About the specialty workforce required and the recommendations to achieve it

Building the specialist workforce required

HEE has an active workforce development work-stream for this specialised workforce. Tailored continuing professional development focuses on up-skilling today’s library workforce in mobilising evidence and knowledge.

To build the talent pipeline, the national team meets regularly with HEIs that offer courses in knowledge management and library science.

HEE has taken a lead role in shaping the new health librarianship module within the Library and Information management Masters at Manchester Metropolitan.

The team is in discussion with other education providers.
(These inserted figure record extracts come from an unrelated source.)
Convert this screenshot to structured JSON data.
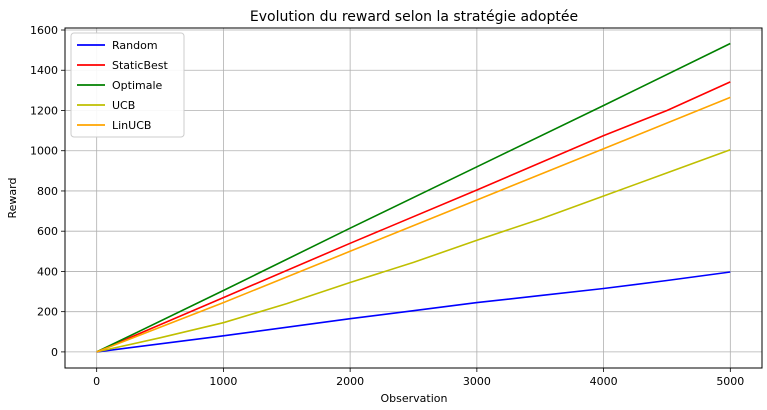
{
  "chart_data": {
    "type": "line",
    "title": "Evolution du reward selon la stratégie adoptée",
    "xlabel": "Observation",
    "ylabel": "Reward",
    "xlim": [
      -250,
      5250
    ],
    "ylim": [
      -80,
      1610
    ],
    "xticks": [
      0,
      1000,
      2000,
      3000,
      4000,
      5000
    ],
    "yticks": [
      0,
      200,
      400,
      600,
      800,
      1000,
      1200,
      1400,
      1600
    ],
    "grid": true,
    "legend_position": "top-left",
    "series": [
      {
        "name": "Random",
        "color": "#0000ff",
        "x": [
          0,
          1000,
          2000,
          2500,
          3000,
          3500,
          4000,
          4500,
          5000
        ],
        "y": [
          0,
          80,
          165,
          205,
          245,
          280,
          315,
          355,
          397
        ]
      },
      {
        "name": "StaticBest",
        "color": "#ff0000",
        "x": [
          0,
          1000,
          2000,
          3000,
          4000,
          4500,
          5000
        ],
        "y": [
          0,
          270,
          540,
          805,
          1075,
          1200,
          1342
        ]
      },
      {
        "name": "Optimale",
        "color": "#008000",
        "x": [
          0,
          1000,
          2000,
          3000,
          4000,
          5000
        ],
        "y": [
          0,
          305,
          615,
          920,
          1225,
          1533
        ]
      },
      {
        "name": "UCB",
        "color": "#bfbf00",
        "x": [
          0,
          500,
          1000,
          1500,
          2000,
          2500,
          3000,
          3500,
          4000,
          4500,
          5000
        ],
        "y": [
          0,
          70,
          145,
          240,
          345,
          445,
          555,
          660,
          775,
          890,
          1005
        ]
      },
      {
        "name": "LinUCB",
        "color": "#ffa500",
        "x": [
          0,
          1000,
          2000,
          3000,
          4000,
          5000
        ],
        "y": [
          0,
          245,
          500,
          755,
          1010,
          1265
        ]
      }
    ]
  }
}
The team also encourages a research perspective on these emerging roles.

Discussion

HEE’s analysis demonstrates that library and knowledge services with better staff ratios are more able to work proactively with a wider range of healthcare teams to enable evidencebased decision-making impacting on treatment options and the quality of patient care as well as impacting on productivity gains and cost improvement and the spread of innovation.
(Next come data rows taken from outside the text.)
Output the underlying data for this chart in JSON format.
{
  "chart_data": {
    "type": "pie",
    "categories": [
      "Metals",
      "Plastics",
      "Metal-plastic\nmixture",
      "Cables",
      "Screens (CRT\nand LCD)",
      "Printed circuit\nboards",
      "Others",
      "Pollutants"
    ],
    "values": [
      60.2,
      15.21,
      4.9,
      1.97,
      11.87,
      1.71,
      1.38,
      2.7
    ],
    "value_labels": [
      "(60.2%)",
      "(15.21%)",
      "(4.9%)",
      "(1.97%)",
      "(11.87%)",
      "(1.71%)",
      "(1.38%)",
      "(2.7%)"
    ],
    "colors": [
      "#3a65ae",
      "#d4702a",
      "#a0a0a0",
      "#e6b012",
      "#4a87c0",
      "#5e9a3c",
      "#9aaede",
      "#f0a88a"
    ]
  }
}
The analysis has decisively demonstrated the relevance of staff ratios:

  • knowledge services with fewer qualified staff per workforce headcount are challenged to meet the 90% minimum compliance threshold defined in LQAF
  • where there is greater capacity than the current average staffing ratio of 1 qualified librarian or knowledge specialist per 1,730 WTE healthcare workforce, we see greater compliance with the LQAF standards and greater reporting of positive impacts on healthcare

The data shows that NHS is not yet positioned to optimise the emerging roles of embedded librarians, knowledge specialists and knowledge managers within the skill-mix of multidisciplinary clinical and managerial teams.

The very best staffed NHS library and knowledge services lack capacity to reach all the teams whose patients and staff would benefit from their contribution. There is insufficient capacity to incorporate these roles within teams to inform evidence-based improvement in care, the spread of innovation, improved productivity and cost savings.
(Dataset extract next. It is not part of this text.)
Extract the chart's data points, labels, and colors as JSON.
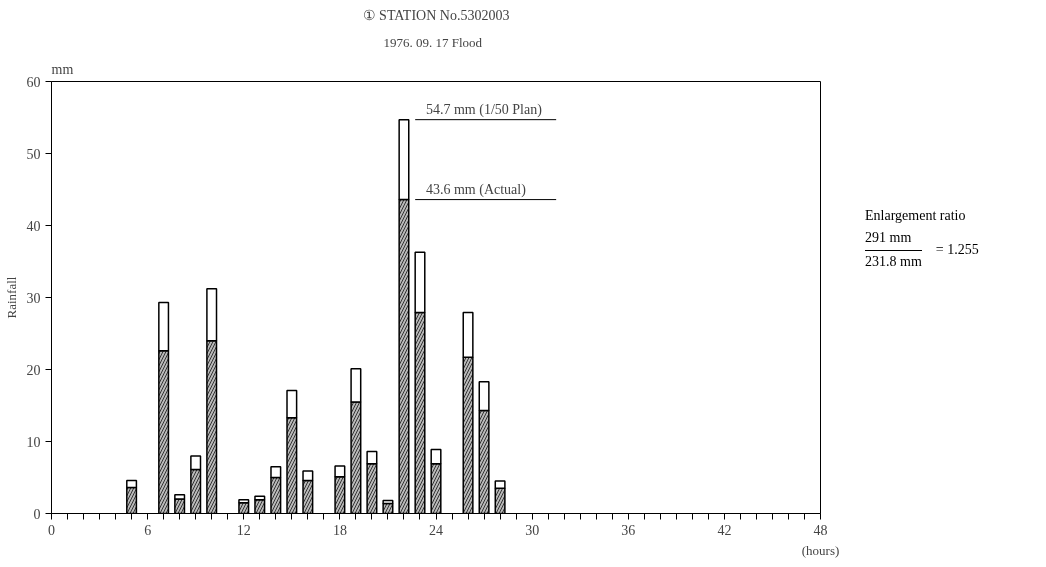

The introduction of a recommended staff ratio is a key action by HEE to enable individual organisations to identify and address that risk.

Policy recommendations

These recommendations were approved by the Knowledge for Healthcare Board on 9 September 2019 and by the Health Education Executive on 5th November:

1. To optimise the benefits for the NHS of the emerging new roles for librarians and knowledge specialists, HEE recommends that all NHS organisations:

(i) review regular reports of the positive impact of the library and knowledge service on outcomes

(ii) work with the local library service manager to prioritise allocation of clinical librarian, knowledge manager and other embedded roles to specialities

(iii) take incremental steps to improve the staff ratio between qualified librarians and knowledge managers per member of the NHS workforce, through role redesign and by expanding this specialist workforce

2. HEE recommends that over time, all NHS organisations aspire to achieving a muchimproved staffing ratio

3. HEE recommends that those NHS organisations with a staffing ratio in the region of the current average of 1 qualified librarian to 1,730 or more healthcare staff, strive to achieve a ratio of at least 1 qualified librarian or knowledge specialist per 1,250 WTE NHS staff.

4. HEE commits to monitoring the staff ratios annually and to reviewing the recommended ratio in three years' time.